Stets wiederkehrende Bauchkrämpfen, Druckgefühl, Verdauungsproblemen oder dem sogenannten Reizdarmsyndrom, alles bestens bekannt, doch in den meisten Fällen findet man keine Ursachen. Grazer Forscherinnen und Forscher unter der Leitung von Peter Holzer haben in einem soeben abgeschlossenen Projekt des Wissenschaftsfonds FWF untersucht, wie entzündungsbedingter chronischer Bauchschmerz Gehirnfunktion und das soziale Verhalten beeinflusst. Anhand von Tierversuchen konnten die Wissenschafterinnen und Wissenschafter deutliche Änderungen im Gehirn nachweisen, die sowohl mit dem (Schmerz)-Gedächtnis als auch den Emotionen zusammenhängen.
Dabei hat man sich die beiden Aspekte Schmerzempfindlichkeit und Stress genauer angesehen. Denn Darmentzündungen erhöhen das Schmerzempfinden und haben damit auch Auswirkungen auf das Gehirn, wie die Untersuchungen zeigen. Und dies wirkt sich wiederum auf das soziale Verhalten der Betroffenen aus:innerer Rückzug oder Angststörungen sind die Folgen. Chronischer Bauchschmerz geht, so die Experten, daher oft mit psychiatrischen Erkrankungen einher. Und aus diesem Grund ist es besonders wichtig, diese Begleiterkrankungen mit zu untersuchen. Kommt Stress hinzu, so die Vermutung des Forscherteams, könnte das die Schmerzempfindlichkeit erhöhen. Wie sich zeigte, ist das bei leichtem “vorhersehbarem” Stress nicht der Fall. Die Widerstandsfähigkeit gegen Schmerzreize aus dem Darm wird sogar erhöht, wie der Einfluss der Stresssituation auf die Gehirnfunktion belegt.

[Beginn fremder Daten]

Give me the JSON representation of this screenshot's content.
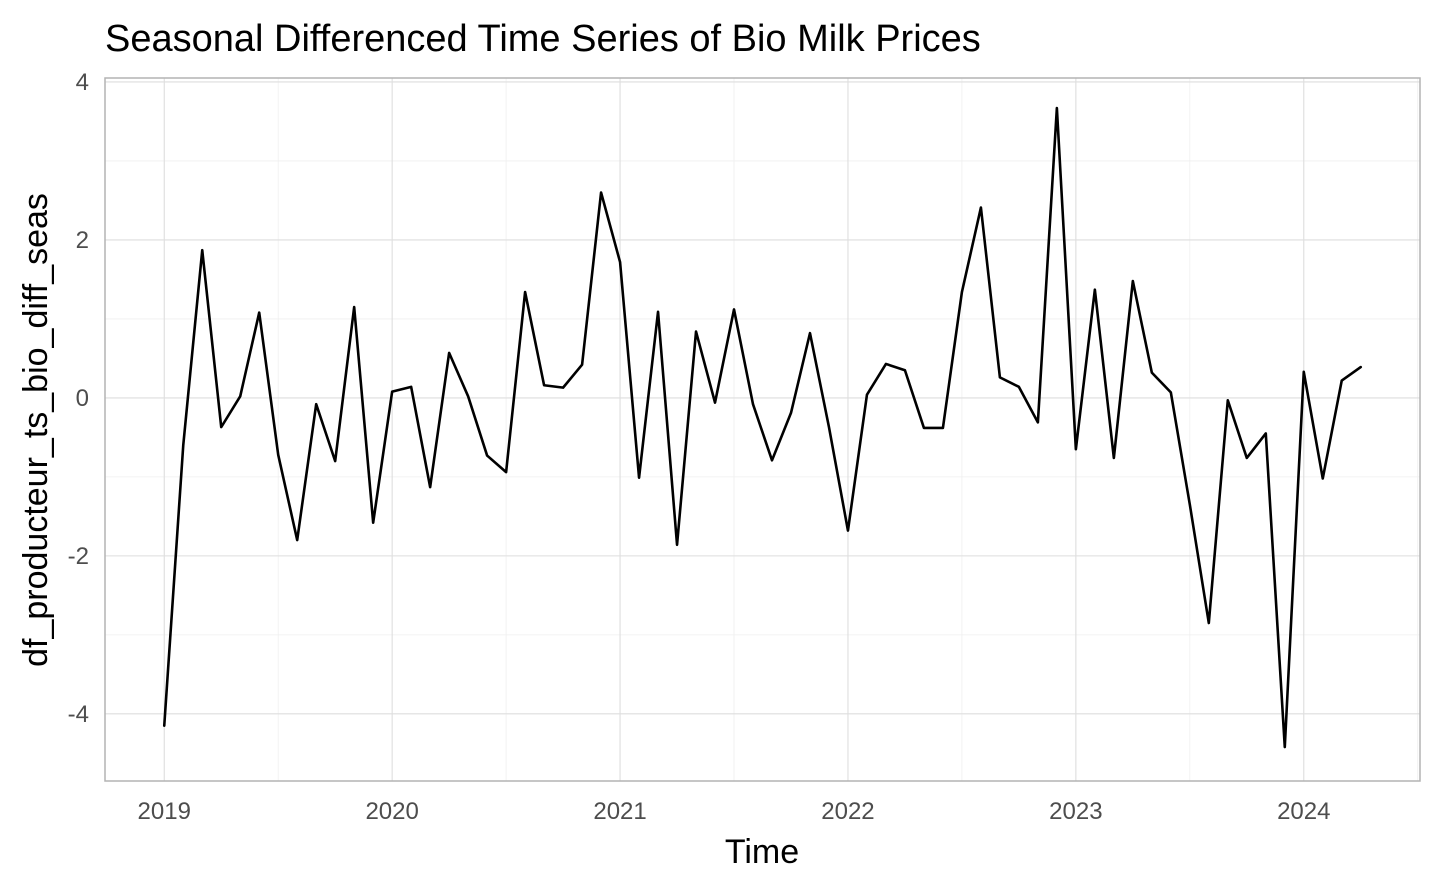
{
  "chart_data": {
    "type": "line",
    "title": "Seasonal Differenced Time Series of Bio Milk Prices",
    "xlabel": "Time",
    "ylabel": "df_producteur_ts_bio_diff_seas",
    "xlim": [
      2018.74,
      2024.51
    ],
    "ylim": [
      -4.85,
      4.05
    ],
    "x_ticks": [
      2019,
      2020,
      2021,
      2022,
      2023,
      2024
    ],
    "x_tick_labels": [
      "2019",
      "2020",
      "2021",
      "2022",
      "2023",
      "2024"
    ],
    "y_ticks": [
      -4,
      -2,
      0,
      2,
      4
    ],
    "y_tick_labels": [
      "-4",
      "-2",
      "0",
      "2",
      "4"
    ],
    "grid": true,
    "legend": "none",
    "line_color": "#000000",
    "series": [
      {
        "x_start": 2019.0,
        "x_step": 0.0833333,
        "values": [
          -4.15,
          -0.6,
          1.87,
          -0.37,
          0.02,
          1.08,
          -0.72,
          -1.8,
          -0.08,
          -0.8,
          1.15,
          -1.58,
          0.08,
          0.14,
          -1.13,
          0.57,
          0.02,
          -0.73,
          -0.94,
          1.34,
          0.16,
          0.13,
          0.42,
          2.6,
          1.72,
          -1.01,
          1.09,
          -1.86,
          0.84,
          -0.06,
          1.12,
          -0.08,
          -0.79,
          -0.19,
          0.82,
          -0.37,
          -1.68,
          0.04,
          0.43,
          0.35,
          -0.38,
          -0.38,
          1.34,
          2.41,
          0.26,
          0.14,
          -0.31,
          3.67,
          -0.65,
          1.37,
          -0.76,
          1.48,
          0.32,
          0.07,
          -1.35,
          -2.85,
          -0.03,
          -0.76,
          -0.45,
          -4.42,
          0.33,
          -1.02,
          0.22,
          0.39
        ]
      }
    ]
  }
}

Dem komplexen Phänomen des chronischen (Bauch-) Schmerzes auf die Spur zu kommen, gleicht nicht selten einer Detektivarbeit, die oft vom eigentlichen Auslöser weg zu anderen Körperfunktionen führt. Die Forschung versucht daher zusehends, das Zusammenspiel von Körpersystemen zu verstehen. Im Fall des Bauchschmerzes standen bislang die schmerzempfindlichen Nervenfasern im Magen-Darm-Trakt im Vordergrund der Studien. Immerhin durchlaufen insgesamt fünf Nervensysteme den Verdauungstrakt. “Es wurden hier viele Angriffspunkte gefunden und Medikamente entwickelt. Aber in der klinischen Prüfung an Patienten haben sich diese als wenig oder nicht wirksam erwiesen”, erzählt Professor Holzer. “Die Lehre, die wir daraus ziehen mussten: Chronischer Bauchschmerz kommt nicht nur durch Überempfindlichkeit von Nerven im Magen-Darm-Trakt zustande, sondern es muss noch was anderes sein, das näher am Gehirn liegt.”
Wie viele Informationen bei Bauchschmerz tatsächlich vom Darm ins Gehirn fließen, wird zusehends klarer. So belegt das aktuelle FWF-Forschungsprojekt außerdem, dass neben den neuronalen auch hormonelle und immunologische Signalwege von Bedeutung sind. Hinzu kommen die neuesten Forschungen zum Darmmikrobiom, dem Ökosystem des Darms mit seiner Vielzahl an Bakterien. “Das Darmmikrobiom hat Auswirkungen auf alle möglichen Körperfunktionen, auch auf das Gehirn und die Schmerzempfindlichkeit und auch auf die Stimmungslage”, sagt Holzer. Das Team der Medizinischen Universität Graz untersuchte auch ob auch die Zusammensetzung des Darmmikrobioms die Gehirnfunktion beeinflusst. “Für ein umfassendes Verständnis chronischer Schmerzsyndrome ist es wichtig, alle, nicht nur neuronale Informationswege zwischen der Peripherie und dem Gehirn zu berücksichtigen”, betont Holzer. Eine erfolgreiche Therapie chronischer Schmerzen könne nur durch eine Normalisierung der gestörten Gehirnfunktion erzielt werden, ist der Experte überzeugt.